1864 -- 150 years ago: A corps of surgeons now occupies the new hospital quarters at the Garrison Hospital on the Rock Island Arsenal. A fence has been installed to enclose the prison hospital.
1889 -- 125 years ago: B. Winter has let a contract to Christ Schreiner for a two story brick building with a double store front on the south side of 3rd Avenue just west of 17th Street. The estimated cost was $4,500.
1914 -- 100 years ago: Germany sent simultaneous ultimatums to Russia and France, demanding that Russia suspend mobilization within 12 hours and demanding that France inform Germany within 18 hours. In the case of war between Germany and Russia, France would remain neutral.
1939 -- 75 years ago: Civil service offices at the post office and the Rock Island Arsenal were swamped as more than 700 youths sought 15 machinist apprenticeships at the Arsenal.
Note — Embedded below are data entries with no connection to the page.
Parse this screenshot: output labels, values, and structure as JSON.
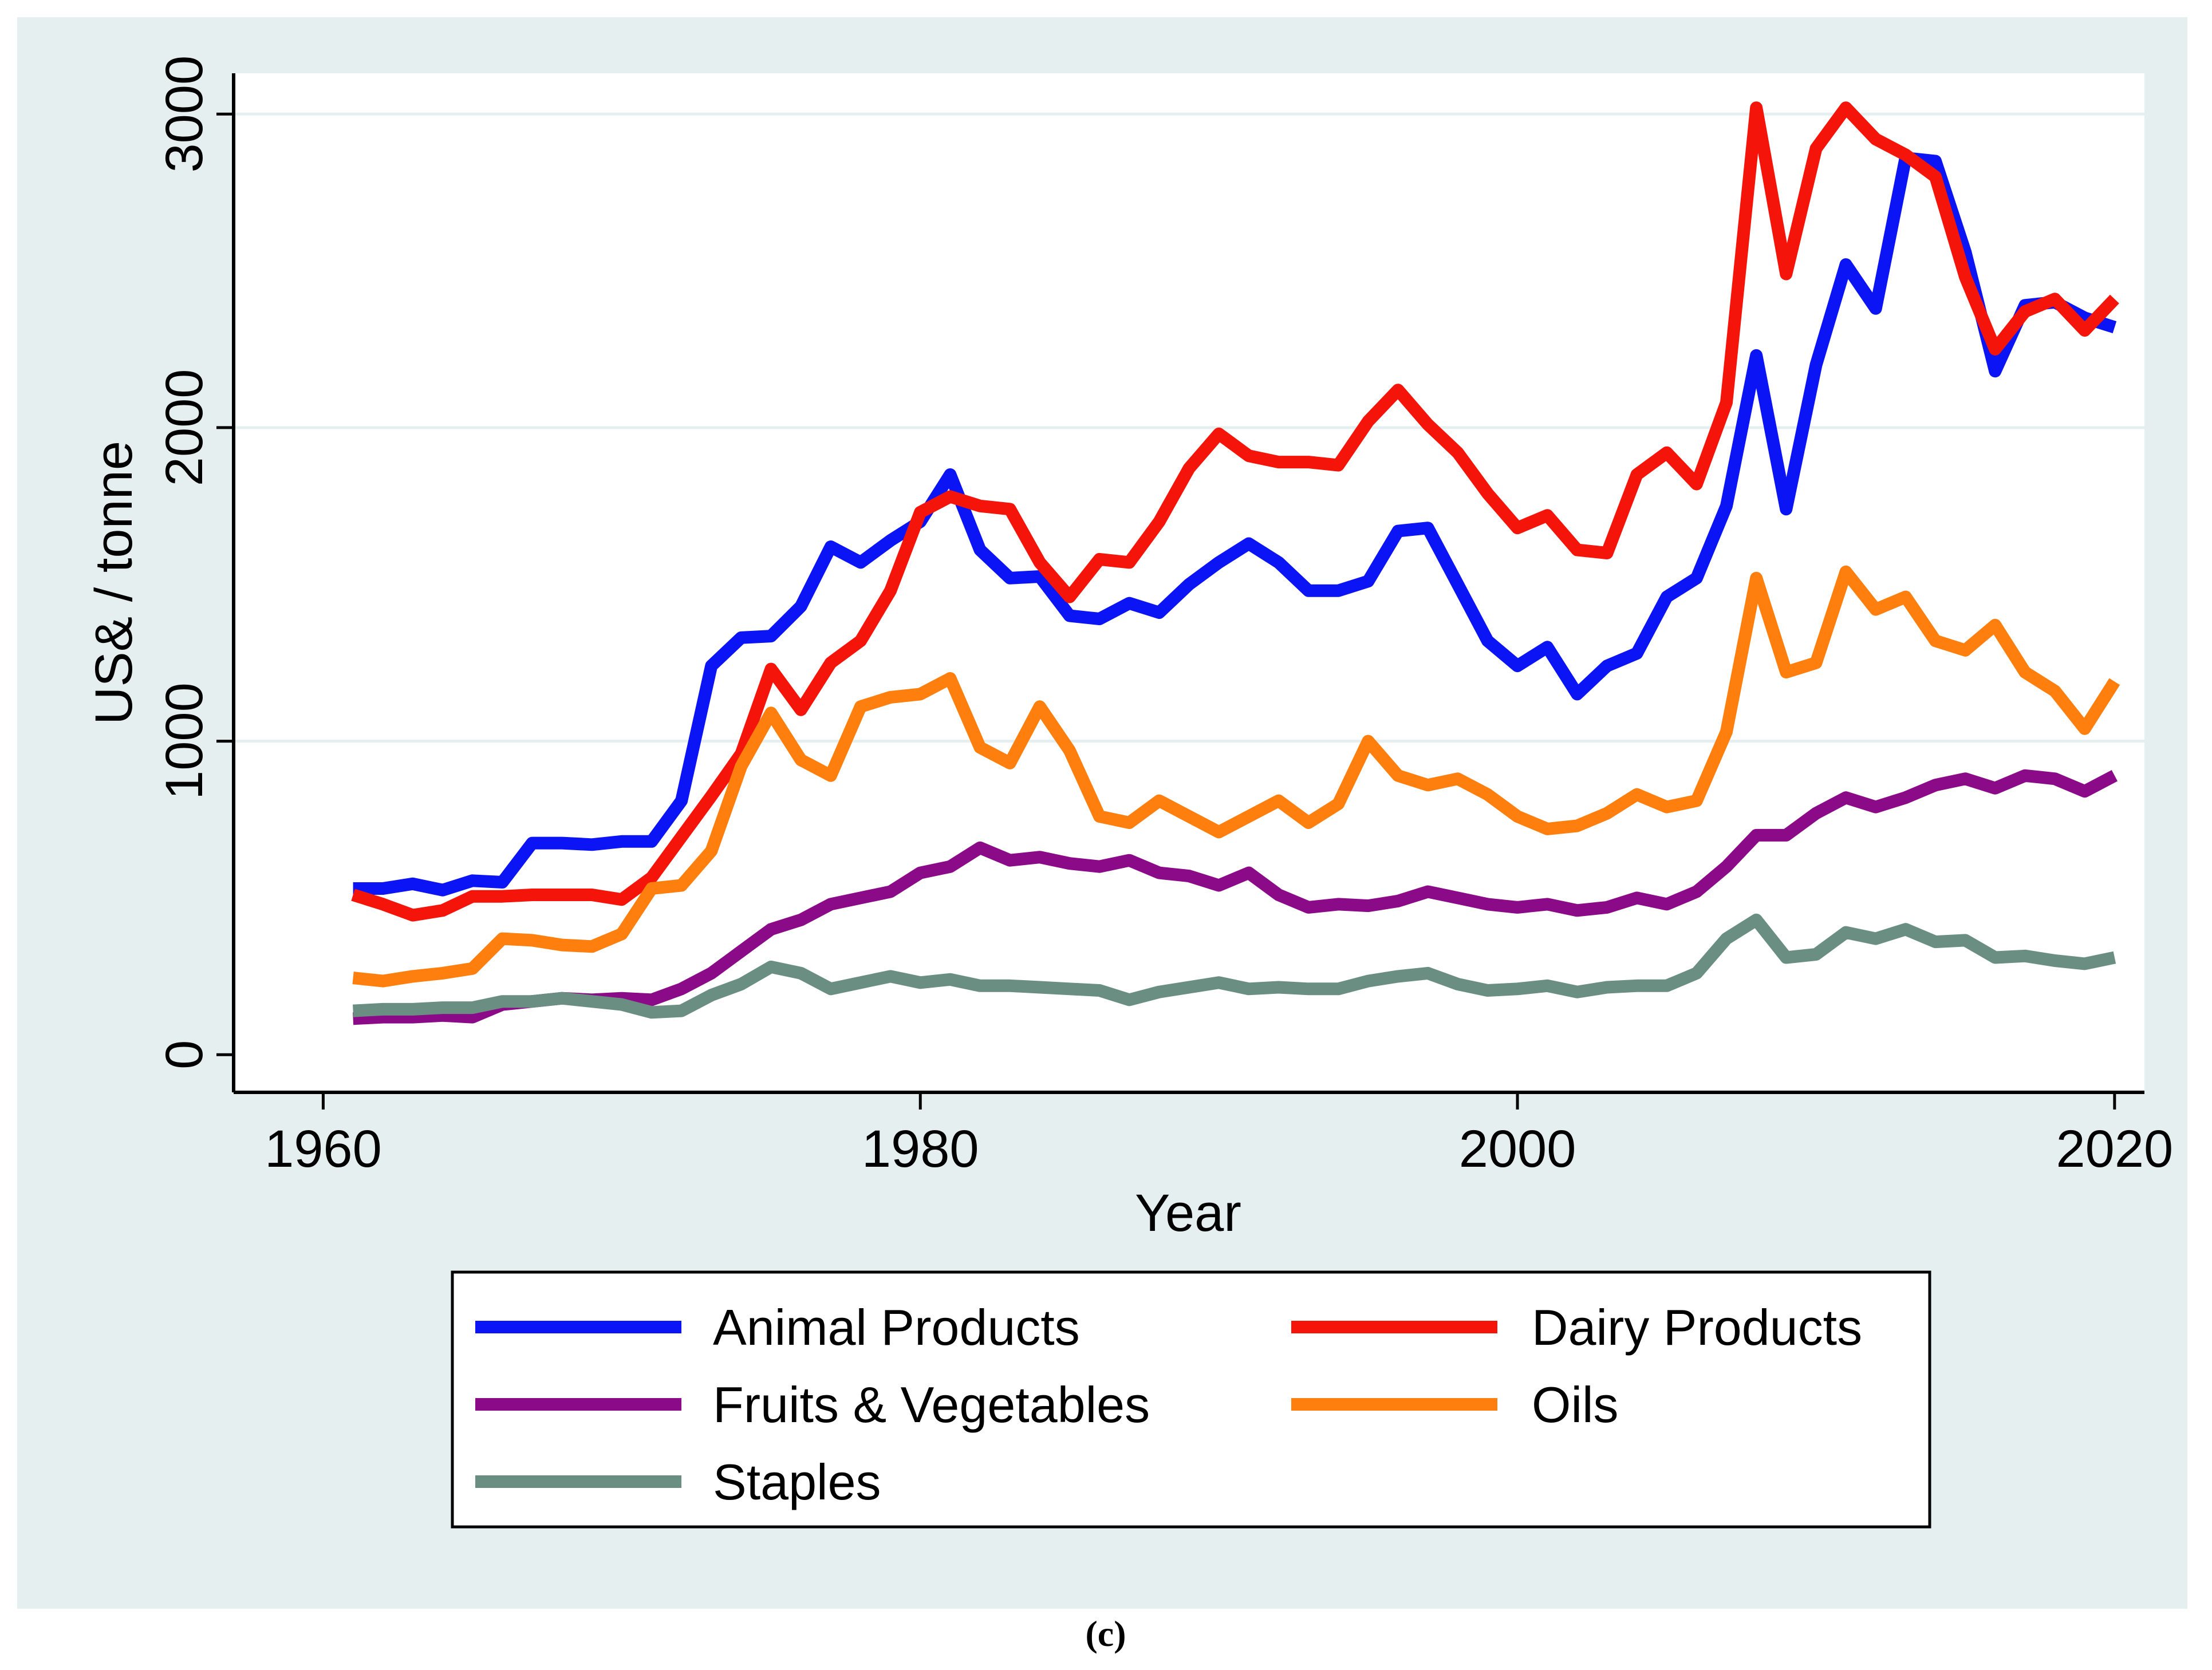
{
  "caption": "(c)",
  "chart_data": {
    "type": "line",
    "xlabel": "Year",
    "ylabel": "US& / tonne",
    "xlim": [
      1957,
      2021
    ],
    "ylim": [
      -120,
      3130
    ],
    "x_ticks": [
      1960,
      1980,
      2000,
      2020
    ],
    "x_tick_labels": [
      "1960",
      "1980",
      "2000",
      "2020"
    ],
    "y_ticks": [
      0,
      1000,
      2000,
      3000
    ],
    "y_tick_labels": [
      "0",
      "1000",
      "2000",
      "3000"
    ],
    "grid": true,
    "legend_position": "bottom",
    "x": [
      1961,
      1962,
      1963,
      1964,
      1965,
      1966,
      1967,
      1968,
      1969,
      1970,
      1971,
      1972,
      1973,
      1974,
      1975,
      1976,
      1977,
      1978,
      1979,
      1980,
      1981,
      1982,
      1983,
      1984,
      1985,
      1986,
      1987,
      1988,
      1989,
      1990,
      1991,
      1992,
      1993,
      1994,
      1995,
      1996,
      1997,
      1998,
      1999,
      2000,
      2001,
      2002,
      2003,
      2004,
      2005,
      2006,
      2007,
      2008,
      2009,
      2010,
      2011,
      2012,
      2013,
      2014,
      2015,
      2016,
      2017,
      2018,
      2019,
      2020
    ],
    "series": [
      {
        "name": "Animal Products",
        "color": "#0a14f5",
        "values": [
          530,
          530,
          545,
          525,
          555,
          550,
          675,
          675,
          670,
          680,
          680,
          810,
          1240,
          1330,
          1335,
          1430,
          1620,
          1570,
          1640,
          1700,
          1850,
          1610,
          1520,
          1525,
          1400,
          1390,
          1440,
          1410,
          1500,
          1570,
          1630,
          1570,
          1480,
          1480,
          1510,
          1670,
          1680,
          1500,
          1320,
          1240,
          1300,
          1150,
          1240,
          1280,
          1460,
          1520,
          1750,
          2230,
          1740,
          2200,
          2520,
          2380,
          2860,
          2850,
          2560,
          2180,
          2390,
          2400,
          2350,
          2320
        ]
      },
      {
        "name": "Dairy Products",
        "color": "#f5140a",
        "values": [
          510,
          480,
          445,
          460,
          505,
          505,
          510,
          510,
          510,
          495,
          565,
          695,
          825,
          960,
          1230,
          1100,
          1250,
          1320,
          1480,
          1730,
          1780,
          1750,
          1740,
          1570,
          1460,
          1580,
          1570,
          1700,
          1870,
          1980,
          1910,
          1890,
          1890,
          1880,
          2020,
          2120,
          2010,
          1920,
          1790,
          1680,
          1720,
          1610,
          1600,
          1850,
          1920,
          1820,
          2080,
          3020,
          2490,
          2890,
          3020,
          2920,
          2870,
          2800,
          2480,
          2250,
          2370,
          2410,
          2310,
          2410
        ]
      },
      {
        "name": "Fruits & Vegetables",
        "color": "#8b0a88",
        "values": [
          115,
          120,
          120,
          125,
          120,
          160,
          170,
          180,
          175,
          180,
          175,
          210,
          260,
          330,
          400,
          430,
          480,
          500,
          520,
          580,
          600,
          660,
          620,
          630,
          610,
          600,
          620,
          580,
          570,
          540,
          580,
          510,
          470,
          480,
          475,
          490,
          520,
          500,
          480,
          470,
          480,
          460,
          470,
          500,
          480,
          520,
          600,
          700,
          700,
          770,
          820,
          790,
          820,
          860,
          880,
          850,
          890,
          880,
          840,
          890
        ]
      },
      {
        "name": "Oils",
        "color": "#ff7f0e",
        "values": [
          245,
          235,
          250,
          260,
          275,
          370,
          365,
          350,
          345,
          385,
          530,
          540,
          650,
          920,
          1090,
          940,
          890,
          1110,
          1140,
          1150,
          1200,
          980,
          930,
          1110,
          970,
          760,
          740,
          810,
          760,
          710,
          760,
          810,
          740,
          800,
          1000,
          890,
          860,
          880,
          830,
          760,
          720,
          730,
          770,
          830,
          790,
          810,
          1030,
          1520,
          1220,
          1250,
          1540,
          1420,
          1460,
          1320,
          1290,
          1370,
          1220,
          1160,
          1040,
          1190
        ]
      },
      {
        "name": "Staples",
        "color": "#6a8f82",
        "values": [
          140,
          145,
          145,
          150,
          150,
          170,
          170,
          180,
          170,
          160,
          135,
          140,
          190,
          225,
          280,
          260,
          210,
          230,
          250,
          230,
          240,
          220,
          220,
          215,
          210,
          205,
          175,
          200,
          215,
          230,
          210,
          215,
          210,
          210,
          235,
          250,
          260,
          225,
          205,
          210,
          220,
          200,
          215,
          220,
          220,
          260,
          370,
          430,
          310,
          320,
          390,
          370,
          400,
          360,
          365,
          310,
          315,
          300,
          290,
          310
        ]
      }
    ]
  }
}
1964 -- 50 years ago: Last night, American Legion Post 246 in Moline figuratively handed over the trousers to a female ex-Marine and petticoat rule began. Olga Swanson, of Moline, was installed as the first woman commander of the post .
1989 -- 25 years ago: The Illinois Quad City Civic Center captured the excitement and interest of a convention of auditorium managers this weekend in Reno, Nev. Bill Adams, civic center authority chairman, said the 10,000-seat arena planned for downtown Moline has caught the eye of construction firms, suppliers, management teams and concession groups.